By: Mike Cribbin
What are your goals for your job? Most likely, you want to move up, get paid more, and have greater responsibilities. Or perhaps you want to get out of your current job and find one that’s more rewarding.
Whichever goal you have, you can meet it with some positive thinking and a sound strategy. You can also use those same techniques to meet goals your boss has set for you.
When you set your own goal, you’re more likely to achieve it. However, even if your boss has given you a particular goal to meet, avoid looking upon it as a chore. See it as an opportunity, instead. Meeting that goal might impress your boss, but more importantly, it’ll show you just how much you’re capable of accomplishing.
Meeting Goals You’ve Set For Yourself
Setting lofty job goals is a great thing. It’s important that you don’t just languish in a job you really don’t like, doing work you aren’t happy with. You need a job you can enjoy and do well in. If your job doesn’t meet those parameters, it’s time to set goals toward getting a new or better job.
If your goal is to get ahead in your current position, or even change places entirely, there are several things you can do, including:
- Going back to school to acquire new skills and education
- Networking with others in your field
- Talking to your boss about what you need to do to move forward
- Getting a mentor or other employee to work with or observe
Avoid giving up on your goals and dreams. Even if others doubt you, or they don’t understand why your goals are so important to you, stay focused! Your goals add value to your life and give you a sense of accomplishment.
Meeting Goals Others Have Set For You
When your boss sets a goal for you, it could easily mean he sees great things in your future and wants to push you to greater heights. Take that goal as a serious opportunity to show your boss what you can do. It’s not a punishment. It’s a chance at more!
Make sure you’re clear on the goal you’ve been assigned:
- What, exactly, is required of you?
- Are there any preparatory steps, such as further education, required?
- When is the deadline for meeting the goal?
- Are there mini-deadlines for portions of the project you can assign to yourself?
- If anything is unclear, ask before you get started. That’s good business sense, and it shows initiative. When you take your goals seriously, others will notice.
Realizing What’s Important
Goals matter, whether you’ve set them or whether someone else has created them for you. However, some goals are much more significant than others, and you’ll want to keep that in mind. If you’re looking for another job but your current boss has already set a goal for you to meet, you may find yourself juggling both for a little while.
It doesn’t have to be stressful. Staying focused on your goals and ensuring that you meet them is something you can plan in detail. Breaking your objective into smaller steps can help you ease the stress.

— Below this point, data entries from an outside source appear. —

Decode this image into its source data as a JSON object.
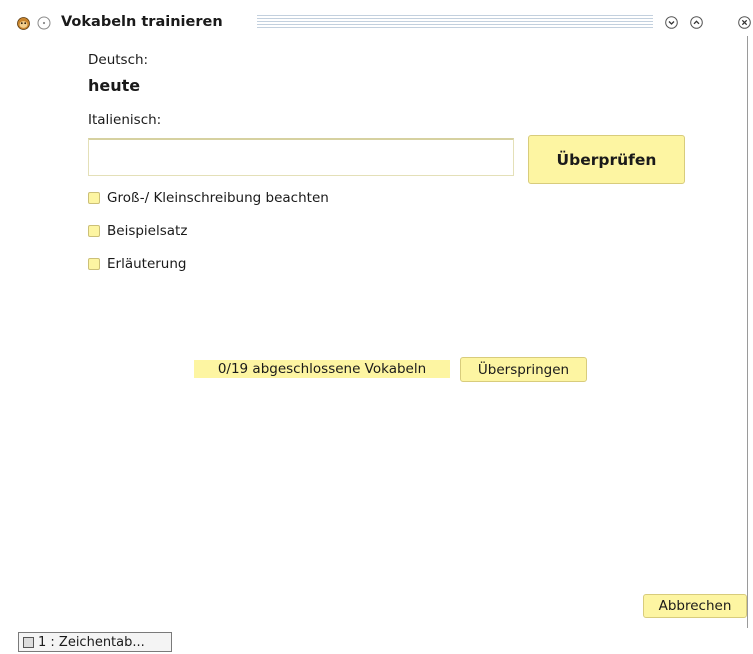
{
  "window": {
    "title": "Vokabeln trainieren",
    "icons": [
      "monkey-icon",
      "circle-icon",
      "chevron-down-icon",
      "chevron-up-icon",
      "close-icon"
    ]
  },
  "quiz": {
    "source_language_label": "Deutsch:",
    "source_word": "heute",
    "target_language_label": "Italienisch:",
    "answer_value": "",
    "check_button_label": "Überprüfen"
  },
  "options": {
    "case_sensitive_label": "Groß-/ Kleinschreibung beachten",
    "example_sentence_label": "Beispielsatz",
    "explanation_label": "Erläuterung"
  },
  "progress": {
    "text": "0/19 abgeschlossene Vokabeln",
    "completed": 0,
    "total": 19,
    "skip_button_label": "Überspringen"
  },
  "footer": {
    "cancel_button_label": "Abbrechen"
  },
  "taskbar": {
    "item_label": "1 : Zeichentab..."
  },
  "colors": {
    "accent_yellow": "#fdf5a2",
    "button_border": "#d8cc7c",
    "title_stripes": "#b8c8d8"
  }
}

Smaller steps help your positive outlook, too, because you’ll reach a realistic goal faster than an unattainable one. As you achieve your smaller milestones, you’ll notice that your bigger goals will come into focus and they’ll seem more attainable than ever before!
Your job goals are some of the most important objectives you’ll set and attain, because they help stabilize both your present and future. It’s true from a financial standpoint, but your job carries over into so many other aspects of your life, as well.
Take the time to really think through your job goals, and then draw up your plans to meet them. When you have your plans in hand, stay focused on success!